The Kandinsky again last Sunday. Foyer all Christmassy, complete with a tree full of glittering baubles. The receptionist handed me a key to room 261. Said Mr. Matthew Adams had not yet arrived. Turned the handle to discover she was right. No one inside. Stepped to the window and surveyed the streetlamps twinkling on the pavement below. The fog swirling around distant lampposts. Like one of those ethereal wraiths from my past. The ones that have returned to haunt my soul.

I suddenly felt lonely. A long night of shagging lay ahead. Yet I still felt lonely.

Sex, after all, is merely a meeting of bodies. An exchange of fluids. An outlet for animal desires.

An instrument of blackmail.

But only after I’ve assembled more tools to bring him down, of course. One does not demolish a building with a hammer and a chisel. One needs a proper bulldozer. A nice big wrecking ball. Lots of fucking dynamite.

I’ve thought about killing him. Snuffing out the light in his eyes. Oh, I have. When I first emerged from St. Augustine’s. I’ve even mulled over some appropriate methods of slaughter. Smashing his head with an ice pick, Sharon Stone–style. Tying a noose, constructed entirely of G-strings, round his neck. Watching him choke in response. Bashing his head with a sledgehammer. Hearing the satisfying crunch of his skull. Grinding his cheeks with the steel heel caps of my Christian Louboutins. Seeing his blood pool in crimson droplets, his life fizzing out of them.

I might even get away with it. Detectives would struggle to piece together the fine details of my dastardly act, especially after waking up to discover that they only have a few skimpy facts in their diaries. Because there’s no way they’ll be able to write everything down.

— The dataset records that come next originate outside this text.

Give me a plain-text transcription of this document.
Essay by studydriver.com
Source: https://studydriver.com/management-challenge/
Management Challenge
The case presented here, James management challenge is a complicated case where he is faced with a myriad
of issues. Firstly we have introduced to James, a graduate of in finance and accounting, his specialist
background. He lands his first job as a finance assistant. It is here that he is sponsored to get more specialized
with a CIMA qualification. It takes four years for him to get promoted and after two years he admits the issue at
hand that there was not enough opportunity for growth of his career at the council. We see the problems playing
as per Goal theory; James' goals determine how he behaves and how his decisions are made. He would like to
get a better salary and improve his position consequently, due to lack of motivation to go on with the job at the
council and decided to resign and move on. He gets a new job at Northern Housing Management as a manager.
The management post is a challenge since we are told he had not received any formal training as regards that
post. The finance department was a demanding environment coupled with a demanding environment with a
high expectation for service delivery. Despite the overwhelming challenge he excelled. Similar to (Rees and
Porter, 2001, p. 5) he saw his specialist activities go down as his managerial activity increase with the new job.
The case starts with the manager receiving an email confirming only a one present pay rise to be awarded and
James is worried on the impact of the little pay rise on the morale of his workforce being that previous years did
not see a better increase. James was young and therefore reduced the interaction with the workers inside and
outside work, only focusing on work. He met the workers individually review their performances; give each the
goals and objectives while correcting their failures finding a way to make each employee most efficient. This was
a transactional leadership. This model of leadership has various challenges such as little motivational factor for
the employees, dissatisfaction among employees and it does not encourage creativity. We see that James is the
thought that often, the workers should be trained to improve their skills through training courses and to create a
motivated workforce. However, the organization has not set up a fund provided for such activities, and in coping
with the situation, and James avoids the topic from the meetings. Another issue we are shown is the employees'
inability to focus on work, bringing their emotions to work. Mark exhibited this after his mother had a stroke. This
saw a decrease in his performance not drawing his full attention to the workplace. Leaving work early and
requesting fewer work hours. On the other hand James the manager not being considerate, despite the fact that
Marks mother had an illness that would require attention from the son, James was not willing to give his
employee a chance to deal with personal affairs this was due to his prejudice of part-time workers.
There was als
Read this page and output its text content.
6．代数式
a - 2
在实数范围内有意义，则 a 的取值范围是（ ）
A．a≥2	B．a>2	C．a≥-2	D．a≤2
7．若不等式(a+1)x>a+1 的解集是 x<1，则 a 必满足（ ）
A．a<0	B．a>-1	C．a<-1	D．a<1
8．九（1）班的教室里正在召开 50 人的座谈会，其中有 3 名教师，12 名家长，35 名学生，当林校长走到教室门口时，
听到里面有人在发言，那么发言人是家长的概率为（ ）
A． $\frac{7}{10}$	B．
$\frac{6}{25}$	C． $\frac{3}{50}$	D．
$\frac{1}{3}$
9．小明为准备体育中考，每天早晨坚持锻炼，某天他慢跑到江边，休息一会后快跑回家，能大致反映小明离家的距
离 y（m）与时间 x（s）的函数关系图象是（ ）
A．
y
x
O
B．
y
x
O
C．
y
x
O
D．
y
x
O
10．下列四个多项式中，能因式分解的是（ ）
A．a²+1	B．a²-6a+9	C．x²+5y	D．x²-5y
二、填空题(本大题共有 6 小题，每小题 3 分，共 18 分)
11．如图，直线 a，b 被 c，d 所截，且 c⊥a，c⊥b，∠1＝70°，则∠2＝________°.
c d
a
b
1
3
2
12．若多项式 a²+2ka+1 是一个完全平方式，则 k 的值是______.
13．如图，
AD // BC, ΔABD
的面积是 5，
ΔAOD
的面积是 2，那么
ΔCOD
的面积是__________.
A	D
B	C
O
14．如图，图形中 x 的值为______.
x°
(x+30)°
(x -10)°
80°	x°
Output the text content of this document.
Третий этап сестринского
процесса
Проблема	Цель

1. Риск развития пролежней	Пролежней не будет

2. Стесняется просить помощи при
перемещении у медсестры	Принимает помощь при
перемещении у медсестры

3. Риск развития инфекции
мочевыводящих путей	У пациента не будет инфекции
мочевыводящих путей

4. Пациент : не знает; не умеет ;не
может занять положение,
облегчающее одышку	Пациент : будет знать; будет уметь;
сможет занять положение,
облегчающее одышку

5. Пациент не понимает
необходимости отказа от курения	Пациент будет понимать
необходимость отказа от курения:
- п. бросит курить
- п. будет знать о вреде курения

And my victim will no longer be around to explain what happened.

But vengeance is best administered in stages.

Pain is best meted out in increments.

A protracted spell in prison is what he deserves. A drawn-out, mentally agonizing confinement. After he has been stripped of everything he has, including his miserable marriage. The slow, inexorable decay I would have faced in St. Augustine’s if Mariska had not opened my eyes. If I did not have the subsequent presence of mind to extract myself from purgatory.

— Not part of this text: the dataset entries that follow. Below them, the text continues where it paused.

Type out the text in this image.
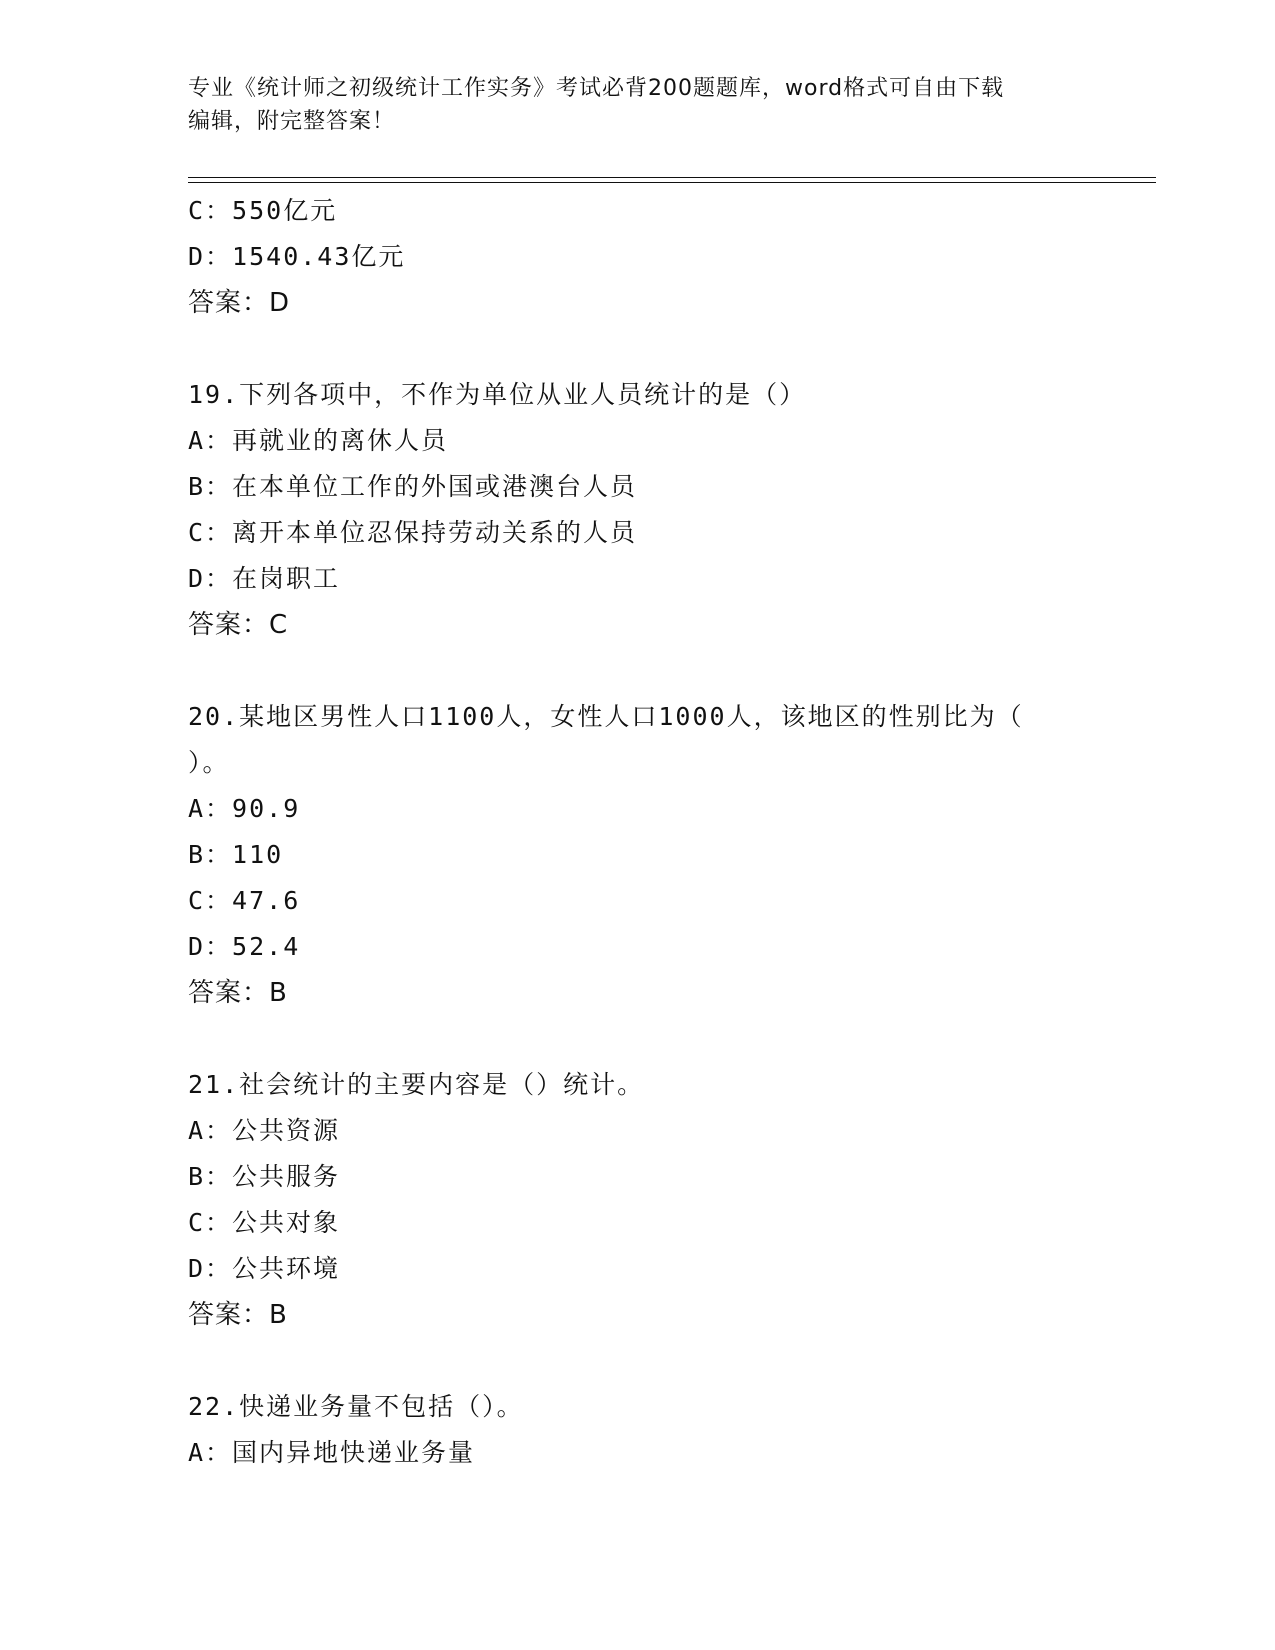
专业《统计师之初级统计工作实务》考试必背200题题库，word格式可自由下载
编辑，附完整答案！
C：550亿元
D：1540.43亿元
答案：D
19.下列各项中，不作为单位从业人员统计的是（）
A：再就业的离休人员
B：在本单位工作的外国或港澳台人员
C：离开本单位忍保持劳动关系的人员
D：在岗职工
答案：C
20.某地区男性人口1100人，女性人口1000人，该地区的性别比为（
）。
A：90.9
B：110
C：47.6
D：52.4
答案：B
21.社会统计的主要内容是（）统计。
A：公共资源
B：公共服务
C：公共对象
D：公共环境
答案：B
22.快递业务量不包括（）。
A：国内异地快递业务量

At any rate, I did feel lonely at that precise moment. Window of room 261 of the Kandinsky on Sunday.

I couldn’t help it.

Nor could I figure out why. Perhaps it was the realization that I’d turned forty-three a few days before. That no one knew. Dad and poor Mum were no more. Stepmum Aggie wouldn’t have given a shit about my birthday. And I couldn’t exactly tell the man I’d been fucking for months that I’d turned forty-three, either.

I’d celebrated by knocking back half a bottle of vodka that day. With only a ginger-haired cat named Rufus as company.

A cat that wasn’t even mine.

Forty-three. An age that makes you think about what you’ve failed to accomplish in your lifetime. An age when even the smallest cut—or controlled scalpel incision—takes forever to heal. An age that makes you think seventeen years in a mental asylum was perhaps not the best way to spend the bulk of your adult existence. An age when you realize you’re not getting any of those years back.

At that point, I swore out loud. At the unfairness of it. The sheer fucking injustice of it all.

But I gritted my teeth. Decided to stop pitying myself.

Because loneliness is for wimps. And self-pity is for idiots.

Life had dealt me unfair blows and kicked me in the gut. Yet I should stop feeling sorry for myself.

I should merely take my pleasures as they come.